There is no treatment or cure for anencephaly. An infant born with the condition should be kept warm and comfortable. If any parts of the scalp are missing, exposed parts of the brain should be covered.
The life expectancy of an infant born with anencephaly is no more than a few days, more likely a few hours.
Four recorded cases of anencephalic children surviving for longer periods of time are Stephanie Keene (better known as Baby K) of Falls Church, Virginia, USA, who lived for 2 years 174 days; Vitoria de Cristo, born in Brazil in January 2010 and surviving until July 17, 2012; Nickolas Coke of Pueblo, Colorado, USA, who lived for 3 years and 11 months, and died October 31, 2012; and Angela Morales, from Providence, Rhode Island, who lived for 3 years and 9 months, and died December 16 2017.

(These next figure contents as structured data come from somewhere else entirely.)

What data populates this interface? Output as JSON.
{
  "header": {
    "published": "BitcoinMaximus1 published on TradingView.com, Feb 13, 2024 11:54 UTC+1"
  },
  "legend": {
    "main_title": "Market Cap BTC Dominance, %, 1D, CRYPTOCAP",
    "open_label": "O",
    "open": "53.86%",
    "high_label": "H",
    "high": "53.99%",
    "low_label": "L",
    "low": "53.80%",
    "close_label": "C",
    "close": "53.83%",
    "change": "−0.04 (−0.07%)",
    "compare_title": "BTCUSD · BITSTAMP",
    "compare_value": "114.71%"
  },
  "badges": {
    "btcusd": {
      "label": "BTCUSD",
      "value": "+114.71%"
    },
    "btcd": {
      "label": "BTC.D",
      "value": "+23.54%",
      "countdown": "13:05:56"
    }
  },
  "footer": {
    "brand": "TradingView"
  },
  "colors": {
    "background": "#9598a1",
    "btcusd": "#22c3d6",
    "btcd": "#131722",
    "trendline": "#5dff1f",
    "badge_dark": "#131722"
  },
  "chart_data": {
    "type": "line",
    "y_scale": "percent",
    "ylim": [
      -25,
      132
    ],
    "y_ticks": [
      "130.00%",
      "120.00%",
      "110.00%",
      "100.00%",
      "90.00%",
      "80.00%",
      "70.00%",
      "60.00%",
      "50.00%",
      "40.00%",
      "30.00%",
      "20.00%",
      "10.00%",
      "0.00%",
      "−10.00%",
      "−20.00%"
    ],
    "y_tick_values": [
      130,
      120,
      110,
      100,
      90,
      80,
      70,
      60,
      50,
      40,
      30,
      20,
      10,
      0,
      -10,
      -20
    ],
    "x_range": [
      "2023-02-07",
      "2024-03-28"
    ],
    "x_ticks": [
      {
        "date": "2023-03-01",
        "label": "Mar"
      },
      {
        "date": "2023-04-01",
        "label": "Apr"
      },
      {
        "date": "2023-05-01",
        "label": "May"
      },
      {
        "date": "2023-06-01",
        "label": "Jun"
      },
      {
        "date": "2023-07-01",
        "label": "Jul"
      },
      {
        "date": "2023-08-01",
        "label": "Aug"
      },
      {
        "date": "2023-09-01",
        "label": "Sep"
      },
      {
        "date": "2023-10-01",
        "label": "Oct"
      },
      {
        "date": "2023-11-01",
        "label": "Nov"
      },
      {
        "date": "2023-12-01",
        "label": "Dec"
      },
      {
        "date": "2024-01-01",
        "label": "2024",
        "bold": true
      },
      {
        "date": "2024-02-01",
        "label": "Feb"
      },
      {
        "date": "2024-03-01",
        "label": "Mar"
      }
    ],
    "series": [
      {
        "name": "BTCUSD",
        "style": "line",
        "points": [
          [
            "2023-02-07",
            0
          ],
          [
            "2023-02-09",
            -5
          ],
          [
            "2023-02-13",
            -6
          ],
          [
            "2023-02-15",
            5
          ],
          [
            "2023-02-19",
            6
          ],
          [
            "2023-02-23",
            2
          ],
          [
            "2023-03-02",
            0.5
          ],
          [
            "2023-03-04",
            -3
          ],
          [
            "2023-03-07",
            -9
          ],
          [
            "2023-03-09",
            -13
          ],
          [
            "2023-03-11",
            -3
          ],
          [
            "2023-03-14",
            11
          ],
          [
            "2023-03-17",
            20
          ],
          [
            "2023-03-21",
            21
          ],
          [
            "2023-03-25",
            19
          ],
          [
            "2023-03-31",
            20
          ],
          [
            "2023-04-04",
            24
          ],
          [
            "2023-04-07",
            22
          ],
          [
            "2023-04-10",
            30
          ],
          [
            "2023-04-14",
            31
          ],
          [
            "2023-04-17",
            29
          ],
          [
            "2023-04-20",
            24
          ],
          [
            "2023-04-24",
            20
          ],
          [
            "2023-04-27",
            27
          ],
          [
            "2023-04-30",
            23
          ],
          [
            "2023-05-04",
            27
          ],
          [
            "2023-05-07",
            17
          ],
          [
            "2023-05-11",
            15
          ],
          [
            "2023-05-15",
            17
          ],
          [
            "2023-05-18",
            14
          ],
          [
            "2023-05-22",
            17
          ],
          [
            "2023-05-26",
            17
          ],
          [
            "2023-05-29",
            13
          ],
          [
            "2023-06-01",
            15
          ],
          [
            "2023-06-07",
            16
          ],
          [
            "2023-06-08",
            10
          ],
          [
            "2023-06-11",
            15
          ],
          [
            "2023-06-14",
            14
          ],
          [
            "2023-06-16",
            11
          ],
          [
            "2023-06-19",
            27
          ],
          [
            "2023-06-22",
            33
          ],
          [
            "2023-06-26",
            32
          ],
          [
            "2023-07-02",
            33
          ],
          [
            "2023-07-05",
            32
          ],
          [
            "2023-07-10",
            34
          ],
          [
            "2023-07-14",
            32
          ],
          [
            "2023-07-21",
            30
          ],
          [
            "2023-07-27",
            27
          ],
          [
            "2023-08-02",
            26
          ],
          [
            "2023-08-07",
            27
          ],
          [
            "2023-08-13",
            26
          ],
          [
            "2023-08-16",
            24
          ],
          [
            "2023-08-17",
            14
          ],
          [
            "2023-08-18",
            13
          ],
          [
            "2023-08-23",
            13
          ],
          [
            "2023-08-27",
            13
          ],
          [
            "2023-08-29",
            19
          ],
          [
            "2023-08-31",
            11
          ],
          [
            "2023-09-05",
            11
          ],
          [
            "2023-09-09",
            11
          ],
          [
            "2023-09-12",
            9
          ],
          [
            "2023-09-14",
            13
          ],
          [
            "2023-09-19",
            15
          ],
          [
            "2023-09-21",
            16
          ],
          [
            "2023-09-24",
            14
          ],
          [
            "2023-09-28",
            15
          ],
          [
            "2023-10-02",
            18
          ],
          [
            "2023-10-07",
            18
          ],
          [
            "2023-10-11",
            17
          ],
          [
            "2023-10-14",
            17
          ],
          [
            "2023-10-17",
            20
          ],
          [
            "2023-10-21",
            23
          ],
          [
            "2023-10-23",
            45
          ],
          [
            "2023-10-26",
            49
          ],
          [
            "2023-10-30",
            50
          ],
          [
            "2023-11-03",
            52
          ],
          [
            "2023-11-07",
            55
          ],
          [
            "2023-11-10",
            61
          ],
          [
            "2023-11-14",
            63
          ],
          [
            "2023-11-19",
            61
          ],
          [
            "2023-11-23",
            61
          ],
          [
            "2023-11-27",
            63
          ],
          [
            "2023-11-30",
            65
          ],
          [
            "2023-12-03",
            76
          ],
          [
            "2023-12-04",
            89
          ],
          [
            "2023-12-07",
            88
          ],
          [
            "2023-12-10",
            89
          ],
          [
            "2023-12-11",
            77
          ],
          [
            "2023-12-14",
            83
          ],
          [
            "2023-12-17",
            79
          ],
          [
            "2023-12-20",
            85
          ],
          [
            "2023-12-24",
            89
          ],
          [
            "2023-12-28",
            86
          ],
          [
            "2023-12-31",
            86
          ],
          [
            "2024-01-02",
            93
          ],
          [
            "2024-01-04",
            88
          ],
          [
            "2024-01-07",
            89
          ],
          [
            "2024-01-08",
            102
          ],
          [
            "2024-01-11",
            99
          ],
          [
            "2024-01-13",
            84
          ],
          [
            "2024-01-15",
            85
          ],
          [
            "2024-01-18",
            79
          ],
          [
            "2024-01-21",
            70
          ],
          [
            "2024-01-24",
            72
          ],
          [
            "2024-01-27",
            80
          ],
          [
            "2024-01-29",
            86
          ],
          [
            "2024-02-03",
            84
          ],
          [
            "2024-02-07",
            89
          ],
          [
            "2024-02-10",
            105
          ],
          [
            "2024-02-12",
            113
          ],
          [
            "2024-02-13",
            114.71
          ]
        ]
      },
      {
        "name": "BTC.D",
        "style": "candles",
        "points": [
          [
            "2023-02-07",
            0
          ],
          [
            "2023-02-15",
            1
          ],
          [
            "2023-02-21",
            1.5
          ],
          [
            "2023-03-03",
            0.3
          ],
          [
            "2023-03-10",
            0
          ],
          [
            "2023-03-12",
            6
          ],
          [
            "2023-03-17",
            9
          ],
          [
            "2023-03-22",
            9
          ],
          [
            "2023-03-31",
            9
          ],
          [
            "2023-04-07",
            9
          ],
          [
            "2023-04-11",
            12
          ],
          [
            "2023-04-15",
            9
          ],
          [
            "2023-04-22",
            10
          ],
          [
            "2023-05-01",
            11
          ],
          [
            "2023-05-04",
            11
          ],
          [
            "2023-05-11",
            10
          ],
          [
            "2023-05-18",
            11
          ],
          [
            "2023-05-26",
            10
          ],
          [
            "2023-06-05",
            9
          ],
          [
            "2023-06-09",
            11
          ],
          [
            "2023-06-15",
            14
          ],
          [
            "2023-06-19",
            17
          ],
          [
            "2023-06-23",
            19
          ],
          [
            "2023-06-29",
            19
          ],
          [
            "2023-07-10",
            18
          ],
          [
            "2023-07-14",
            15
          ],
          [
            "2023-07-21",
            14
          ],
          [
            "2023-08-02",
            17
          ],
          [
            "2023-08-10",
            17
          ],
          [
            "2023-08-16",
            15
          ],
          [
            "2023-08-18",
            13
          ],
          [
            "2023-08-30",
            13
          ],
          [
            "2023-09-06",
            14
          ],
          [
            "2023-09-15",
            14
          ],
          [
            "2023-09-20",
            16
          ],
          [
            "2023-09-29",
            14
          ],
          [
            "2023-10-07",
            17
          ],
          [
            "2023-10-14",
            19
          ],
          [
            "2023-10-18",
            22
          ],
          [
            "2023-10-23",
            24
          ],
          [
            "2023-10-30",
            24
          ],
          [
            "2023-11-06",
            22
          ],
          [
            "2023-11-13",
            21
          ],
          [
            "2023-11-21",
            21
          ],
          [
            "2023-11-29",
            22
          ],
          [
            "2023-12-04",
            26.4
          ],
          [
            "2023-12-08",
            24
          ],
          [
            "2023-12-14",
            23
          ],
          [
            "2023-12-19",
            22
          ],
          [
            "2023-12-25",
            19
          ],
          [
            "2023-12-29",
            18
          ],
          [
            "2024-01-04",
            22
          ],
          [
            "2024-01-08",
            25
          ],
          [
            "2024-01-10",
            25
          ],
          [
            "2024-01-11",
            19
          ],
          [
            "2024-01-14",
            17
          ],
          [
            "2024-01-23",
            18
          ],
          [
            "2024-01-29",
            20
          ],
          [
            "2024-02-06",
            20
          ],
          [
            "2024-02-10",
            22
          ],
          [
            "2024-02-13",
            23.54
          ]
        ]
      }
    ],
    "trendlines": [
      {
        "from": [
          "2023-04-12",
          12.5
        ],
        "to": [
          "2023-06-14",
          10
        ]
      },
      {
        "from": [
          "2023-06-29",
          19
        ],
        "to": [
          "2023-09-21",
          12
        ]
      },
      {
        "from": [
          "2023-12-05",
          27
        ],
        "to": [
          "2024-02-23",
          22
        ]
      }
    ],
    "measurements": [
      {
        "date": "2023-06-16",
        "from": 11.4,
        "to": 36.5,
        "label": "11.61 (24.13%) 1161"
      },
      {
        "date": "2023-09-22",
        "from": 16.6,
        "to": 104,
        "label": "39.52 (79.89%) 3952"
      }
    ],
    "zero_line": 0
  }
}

Methods for preventing anencephaly include the following:
- Proper nutrition: Eating nutritious foods and taking a vitamin supplement before and during pregnancy may help prevent neural tube birth defects. Getting enough folic acid is very important. Women of childbearing age should take a daily multivitamin supplement with at least 400 micrograms of folic acid. Other good sources of folic acid include leafy green vegetables, dried beans, oranges, and orange juice. Some products are fortified with folic acid, including enriched flour, rice, bread, pasta, and cereals.
- Folic acid supplements: Pregnant women who have previously given birth to an infant with a neural tube defect may have to take higher amounts of folic acid during pregnancy. It is suggested that women who have had a previous pregnancy involving a neural tube defect should take 4 mg of folic acid, beginning one to two months before conception through their first trimester of pregnancy, under a doctor’s supervision.
Patient’s healthcare provider may also advise genetic counseling. Pregnant women can discuss with a counselor the risk for a neural tube defect in a future pregnancy.